Dalam pandangan niskala saya, tanpa busana ini juga merupakan sebuah segel, sebuah penanda [kode] atau simbol-simbol suci dengan tubuh kita. Segel, kode atau simbol-simbol suci ketulusan penyerahan diri kita akan perjalanan garis nasib kita [dalam segala hal termasuk kemajuan spiritual] kepada beliau dengan penuh rasa bhakti dan kerelaan. Sebagaimana halnya ketika I Gusti Ayu Jembung dan keluarganya menyerahkan garis nasibnya kepada para Ista Dewata ketika sedang dalam ancaman marabahaya. Serta segel, kode atau simbol-simbol suci akan kesadaran mengenai kepapaan dan kesementaraan kehidupan ini, kita lahir telanjang dan mati juga telanjang. Kita berharap kepada kemaha-welasihan para Ista Dewata turun membantu kita. Kita menggunakan tubuh kita untuk menampilkan segel, kode atau simbol-simbol kosmis alam semesta.
Saran saya anda sebaiknya melukatlah berlama-lama disini, biarkan air suci yang mengalir dari pancoran lama mengguyur dan mencocor seluruh tubuh kita, karena itu yang membuat karunia penglukatan disini semakin kuat.
Menurut Jro Mangku pura, selain sebagai parahyangan suci tempat menyucikan diri yang mautama, Pura Kesuma Dewi juga sebagai tempat melukat nunas kesembuhan dari penyakit, terutama penyakit kencing batu dan kencing manis.

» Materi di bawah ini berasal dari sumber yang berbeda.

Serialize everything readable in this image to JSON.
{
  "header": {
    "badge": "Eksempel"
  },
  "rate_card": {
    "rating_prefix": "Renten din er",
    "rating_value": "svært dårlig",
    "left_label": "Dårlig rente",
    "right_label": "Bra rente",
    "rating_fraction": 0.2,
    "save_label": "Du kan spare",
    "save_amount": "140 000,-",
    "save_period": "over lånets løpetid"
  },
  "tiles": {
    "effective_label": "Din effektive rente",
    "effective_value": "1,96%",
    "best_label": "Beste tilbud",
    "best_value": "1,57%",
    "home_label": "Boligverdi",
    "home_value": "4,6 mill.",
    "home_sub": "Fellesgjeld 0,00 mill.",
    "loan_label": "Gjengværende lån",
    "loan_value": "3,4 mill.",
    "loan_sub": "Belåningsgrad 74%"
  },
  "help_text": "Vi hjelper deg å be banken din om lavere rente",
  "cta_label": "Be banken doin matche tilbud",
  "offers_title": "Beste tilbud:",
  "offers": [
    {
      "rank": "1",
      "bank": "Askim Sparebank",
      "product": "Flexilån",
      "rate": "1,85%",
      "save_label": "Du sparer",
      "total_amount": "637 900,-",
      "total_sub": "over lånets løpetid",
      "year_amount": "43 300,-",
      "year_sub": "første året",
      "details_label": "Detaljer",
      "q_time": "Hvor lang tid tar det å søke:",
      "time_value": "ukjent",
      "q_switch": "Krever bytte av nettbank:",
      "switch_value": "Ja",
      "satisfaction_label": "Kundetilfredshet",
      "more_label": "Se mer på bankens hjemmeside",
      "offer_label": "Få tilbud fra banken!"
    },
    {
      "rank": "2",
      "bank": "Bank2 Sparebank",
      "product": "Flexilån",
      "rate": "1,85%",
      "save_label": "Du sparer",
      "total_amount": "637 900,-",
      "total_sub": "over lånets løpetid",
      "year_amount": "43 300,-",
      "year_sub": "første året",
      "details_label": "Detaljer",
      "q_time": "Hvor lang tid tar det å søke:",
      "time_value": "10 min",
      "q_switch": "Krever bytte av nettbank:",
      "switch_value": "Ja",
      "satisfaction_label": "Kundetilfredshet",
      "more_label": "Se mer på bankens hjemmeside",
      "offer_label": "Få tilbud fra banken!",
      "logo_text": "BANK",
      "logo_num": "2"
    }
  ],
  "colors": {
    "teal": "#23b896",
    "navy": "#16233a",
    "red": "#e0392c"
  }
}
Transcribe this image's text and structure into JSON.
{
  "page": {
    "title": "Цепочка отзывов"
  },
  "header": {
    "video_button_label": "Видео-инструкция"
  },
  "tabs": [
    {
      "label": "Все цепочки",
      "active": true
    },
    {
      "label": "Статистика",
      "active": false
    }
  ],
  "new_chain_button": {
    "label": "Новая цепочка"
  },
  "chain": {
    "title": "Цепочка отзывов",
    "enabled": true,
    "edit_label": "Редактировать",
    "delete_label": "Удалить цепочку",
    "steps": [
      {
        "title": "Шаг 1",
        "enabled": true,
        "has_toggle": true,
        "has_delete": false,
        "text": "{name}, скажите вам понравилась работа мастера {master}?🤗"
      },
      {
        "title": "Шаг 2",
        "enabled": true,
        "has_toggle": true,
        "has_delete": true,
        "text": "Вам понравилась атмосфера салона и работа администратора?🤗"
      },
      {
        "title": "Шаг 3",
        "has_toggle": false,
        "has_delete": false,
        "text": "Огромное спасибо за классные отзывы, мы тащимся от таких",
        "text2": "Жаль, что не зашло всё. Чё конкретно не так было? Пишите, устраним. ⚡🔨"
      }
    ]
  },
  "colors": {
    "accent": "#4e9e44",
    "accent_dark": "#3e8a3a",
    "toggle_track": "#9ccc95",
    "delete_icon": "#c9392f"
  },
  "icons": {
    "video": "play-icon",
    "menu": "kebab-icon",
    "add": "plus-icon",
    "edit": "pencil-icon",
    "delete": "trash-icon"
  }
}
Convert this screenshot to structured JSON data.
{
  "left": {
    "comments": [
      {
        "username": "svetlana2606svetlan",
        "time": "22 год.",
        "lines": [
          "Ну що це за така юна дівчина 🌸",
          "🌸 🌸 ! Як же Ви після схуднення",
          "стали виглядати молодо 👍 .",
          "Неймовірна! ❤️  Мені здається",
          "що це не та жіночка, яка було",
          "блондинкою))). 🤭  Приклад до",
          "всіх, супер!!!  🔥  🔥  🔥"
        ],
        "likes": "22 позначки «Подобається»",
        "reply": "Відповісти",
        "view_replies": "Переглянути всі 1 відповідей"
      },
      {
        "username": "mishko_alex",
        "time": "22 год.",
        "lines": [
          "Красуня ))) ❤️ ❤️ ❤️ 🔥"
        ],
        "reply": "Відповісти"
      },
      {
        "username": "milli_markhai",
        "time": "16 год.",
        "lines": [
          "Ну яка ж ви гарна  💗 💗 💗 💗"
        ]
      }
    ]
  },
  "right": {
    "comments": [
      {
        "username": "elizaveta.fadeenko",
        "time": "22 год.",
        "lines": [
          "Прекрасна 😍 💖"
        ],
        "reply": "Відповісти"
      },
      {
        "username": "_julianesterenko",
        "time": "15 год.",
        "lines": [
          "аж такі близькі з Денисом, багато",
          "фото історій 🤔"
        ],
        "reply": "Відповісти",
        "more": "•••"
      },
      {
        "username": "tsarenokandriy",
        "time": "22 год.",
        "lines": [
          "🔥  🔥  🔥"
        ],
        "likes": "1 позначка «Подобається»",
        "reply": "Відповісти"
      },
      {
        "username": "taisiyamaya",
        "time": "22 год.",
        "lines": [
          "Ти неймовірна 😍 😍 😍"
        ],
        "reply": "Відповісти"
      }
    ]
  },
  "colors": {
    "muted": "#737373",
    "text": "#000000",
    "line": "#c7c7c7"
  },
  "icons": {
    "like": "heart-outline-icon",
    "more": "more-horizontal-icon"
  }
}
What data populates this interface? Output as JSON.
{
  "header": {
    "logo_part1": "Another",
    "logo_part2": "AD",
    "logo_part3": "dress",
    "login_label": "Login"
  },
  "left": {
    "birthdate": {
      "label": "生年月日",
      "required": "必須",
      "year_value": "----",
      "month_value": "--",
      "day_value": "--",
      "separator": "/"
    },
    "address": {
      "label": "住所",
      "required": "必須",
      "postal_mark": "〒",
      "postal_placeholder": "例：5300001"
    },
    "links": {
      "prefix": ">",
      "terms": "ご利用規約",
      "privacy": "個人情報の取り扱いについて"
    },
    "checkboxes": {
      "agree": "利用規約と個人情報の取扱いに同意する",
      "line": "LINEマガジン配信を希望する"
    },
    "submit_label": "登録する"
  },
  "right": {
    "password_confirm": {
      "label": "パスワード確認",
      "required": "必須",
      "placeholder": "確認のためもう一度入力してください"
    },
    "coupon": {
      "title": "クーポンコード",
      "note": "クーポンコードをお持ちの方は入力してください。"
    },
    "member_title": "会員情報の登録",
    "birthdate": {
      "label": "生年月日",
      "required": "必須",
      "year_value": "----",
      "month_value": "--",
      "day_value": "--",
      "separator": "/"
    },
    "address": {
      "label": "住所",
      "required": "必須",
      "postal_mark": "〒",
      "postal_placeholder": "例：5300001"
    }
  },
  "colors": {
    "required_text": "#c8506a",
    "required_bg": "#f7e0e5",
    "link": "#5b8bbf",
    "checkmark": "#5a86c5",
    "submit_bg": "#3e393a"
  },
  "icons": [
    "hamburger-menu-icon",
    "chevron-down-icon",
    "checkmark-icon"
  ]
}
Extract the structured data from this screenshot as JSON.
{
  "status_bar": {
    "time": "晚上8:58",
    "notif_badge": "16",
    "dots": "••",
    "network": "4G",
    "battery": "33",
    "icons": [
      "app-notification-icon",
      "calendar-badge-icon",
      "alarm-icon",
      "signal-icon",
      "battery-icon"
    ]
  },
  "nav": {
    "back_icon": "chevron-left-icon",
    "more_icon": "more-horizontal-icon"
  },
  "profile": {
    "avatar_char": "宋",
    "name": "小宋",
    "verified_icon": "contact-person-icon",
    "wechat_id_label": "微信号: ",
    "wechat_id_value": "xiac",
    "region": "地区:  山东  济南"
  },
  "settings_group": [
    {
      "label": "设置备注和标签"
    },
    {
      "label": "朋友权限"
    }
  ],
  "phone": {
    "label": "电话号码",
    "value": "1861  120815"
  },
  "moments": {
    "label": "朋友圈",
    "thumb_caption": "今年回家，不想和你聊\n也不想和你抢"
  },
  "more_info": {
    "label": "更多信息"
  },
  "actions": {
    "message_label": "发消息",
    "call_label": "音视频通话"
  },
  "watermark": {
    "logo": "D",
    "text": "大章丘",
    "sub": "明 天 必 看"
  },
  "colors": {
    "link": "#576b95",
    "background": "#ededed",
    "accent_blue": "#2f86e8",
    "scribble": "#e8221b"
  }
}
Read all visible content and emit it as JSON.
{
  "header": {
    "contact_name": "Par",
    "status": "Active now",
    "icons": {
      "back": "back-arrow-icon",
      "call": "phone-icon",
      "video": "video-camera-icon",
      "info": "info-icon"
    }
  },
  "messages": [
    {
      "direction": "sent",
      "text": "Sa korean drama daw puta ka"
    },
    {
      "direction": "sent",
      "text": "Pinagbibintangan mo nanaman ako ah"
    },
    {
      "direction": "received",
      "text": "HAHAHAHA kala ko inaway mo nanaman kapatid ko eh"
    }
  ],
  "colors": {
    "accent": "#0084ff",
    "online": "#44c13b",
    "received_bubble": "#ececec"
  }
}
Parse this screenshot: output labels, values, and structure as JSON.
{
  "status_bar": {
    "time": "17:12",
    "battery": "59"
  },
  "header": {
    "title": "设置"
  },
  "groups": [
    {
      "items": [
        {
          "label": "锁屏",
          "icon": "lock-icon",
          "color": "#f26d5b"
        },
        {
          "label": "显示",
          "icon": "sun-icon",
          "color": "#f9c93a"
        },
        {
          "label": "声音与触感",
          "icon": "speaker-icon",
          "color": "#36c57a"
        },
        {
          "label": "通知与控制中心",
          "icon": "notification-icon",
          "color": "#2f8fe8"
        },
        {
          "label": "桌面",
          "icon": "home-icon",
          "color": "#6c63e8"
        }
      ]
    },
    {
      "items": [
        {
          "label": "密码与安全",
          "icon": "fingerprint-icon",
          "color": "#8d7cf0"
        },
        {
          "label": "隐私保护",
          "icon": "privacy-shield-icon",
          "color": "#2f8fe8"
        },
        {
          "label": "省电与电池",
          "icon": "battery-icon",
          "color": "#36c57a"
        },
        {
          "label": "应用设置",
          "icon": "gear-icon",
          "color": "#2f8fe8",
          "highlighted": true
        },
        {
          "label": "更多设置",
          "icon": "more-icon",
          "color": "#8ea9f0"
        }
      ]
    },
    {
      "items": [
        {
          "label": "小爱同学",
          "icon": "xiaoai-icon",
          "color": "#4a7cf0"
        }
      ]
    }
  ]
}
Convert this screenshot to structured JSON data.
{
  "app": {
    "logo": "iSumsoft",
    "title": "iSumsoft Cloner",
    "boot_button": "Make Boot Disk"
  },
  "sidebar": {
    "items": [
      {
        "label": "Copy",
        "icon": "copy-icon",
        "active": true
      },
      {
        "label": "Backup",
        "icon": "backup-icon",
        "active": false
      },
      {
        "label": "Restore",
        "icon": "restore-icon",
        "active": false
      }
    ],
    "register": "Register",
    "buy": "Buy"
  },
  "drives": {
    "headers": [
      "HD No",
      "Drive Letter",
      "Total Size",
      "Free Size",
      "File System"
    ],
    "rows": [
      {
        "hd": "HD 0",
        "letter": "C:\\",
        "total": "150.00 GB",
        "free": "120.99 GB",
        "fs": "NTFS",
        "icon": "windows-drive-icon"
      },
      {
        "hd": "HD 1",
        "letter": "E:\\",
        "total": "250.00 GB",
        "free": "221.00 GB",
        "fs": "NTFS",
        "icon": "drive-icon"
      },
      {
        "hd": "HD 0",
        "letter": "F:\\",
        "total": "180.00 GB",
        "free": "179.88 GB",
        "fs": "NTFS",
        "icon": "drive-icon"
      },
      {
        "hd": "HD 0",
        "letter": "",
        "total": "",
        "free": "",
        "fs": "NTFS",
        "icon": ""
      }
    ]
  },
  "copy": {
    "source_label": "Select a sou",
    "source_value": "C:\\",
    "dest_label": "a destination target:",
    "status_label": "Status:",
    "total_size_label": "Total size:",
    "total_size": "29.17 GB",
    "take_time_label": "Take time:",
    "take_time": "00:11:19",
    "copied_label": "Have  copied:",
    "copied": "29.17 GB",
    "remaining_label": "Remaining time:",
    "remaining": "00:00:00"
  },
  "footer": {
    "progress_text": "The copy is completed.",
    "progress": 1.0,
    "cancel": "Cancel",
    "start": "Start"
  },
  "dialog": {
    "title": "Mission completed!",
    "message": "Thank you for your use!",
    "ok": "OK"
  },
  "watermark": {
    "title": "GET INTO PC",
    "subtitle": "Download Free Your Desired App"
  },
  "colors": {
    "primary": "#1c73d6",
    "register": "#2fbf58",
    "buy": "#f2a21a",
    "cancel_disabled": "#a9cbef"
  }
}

Masih menurut Jro Mangku pura, selain adanya berbagai karunia spiritual di Pura Kesuma Dewi, juga ada karunia yang paling banyak diminati masyarakat awam, yaitu karunia untuk mendapatkan anak bagi pasangan yang sulit mendapatkan keturunan. Bagi pasangan yang ingin mendapatkan keturunan, pasangan suami-istri keduanya tangkil dan melukat di Pura Kesuma Dewi paling banyak selama 6 [enam] bulan setiap rahina purnama dan setiap rahina tilem berturut-turut tanpa putus. Ada pasangan yang baru 5 [lima] kali berturut-turut sudah bisa hamil, ada pasangan yang baru 3 [tiga] kali saja sudah bisa hamil dan bahkan ada pasangan dari Gianyar yang baru sekali saja sudah bisa hamil. Dan walaupun kebanyakan pasangan memerlukan jangka waktu lebih panjang, yang penting kalau sudah tangkil dan melukat di Pura Kesuma Dewi selama 6 [enam] bulan setiap rahina purnama dan rahina tilem terus berturut-turut tanpa putus. pasti bisa hamil. Ini sudah sangat banyak terbukti. Intinya hanya tekun dan sabar memohon karunia beliau dan melakukan pembersihan diri di parahyangan suci ini.
Caranya adalah pertama kali tangkil dan melukat pasangan suami-istri datang kesana harus membawa pejati dan mendak Jro Mangku pura. Kemudian Jro Mangku yang akan menghantarkan permohonan ini kepada Ista Dewata yang berstana disana. Setelah itu pasangan kemudian melukat mohon pembersihan dan karunia beliau melalui tirtha suci Kesuma Dewi. Penangkilan yang berikut-berikutnya tidak usah lagi mendak Jro Mangku, melainkan langsung saja melukat di pathirtan Kesuma Dewi dengan cukup menghaturkan canang. Karena tujuan penangkilan sudah disampaikan secara niskala oleh Jro Mangku kepada para Ista Dewata di kedatangan yang pertama tersebut.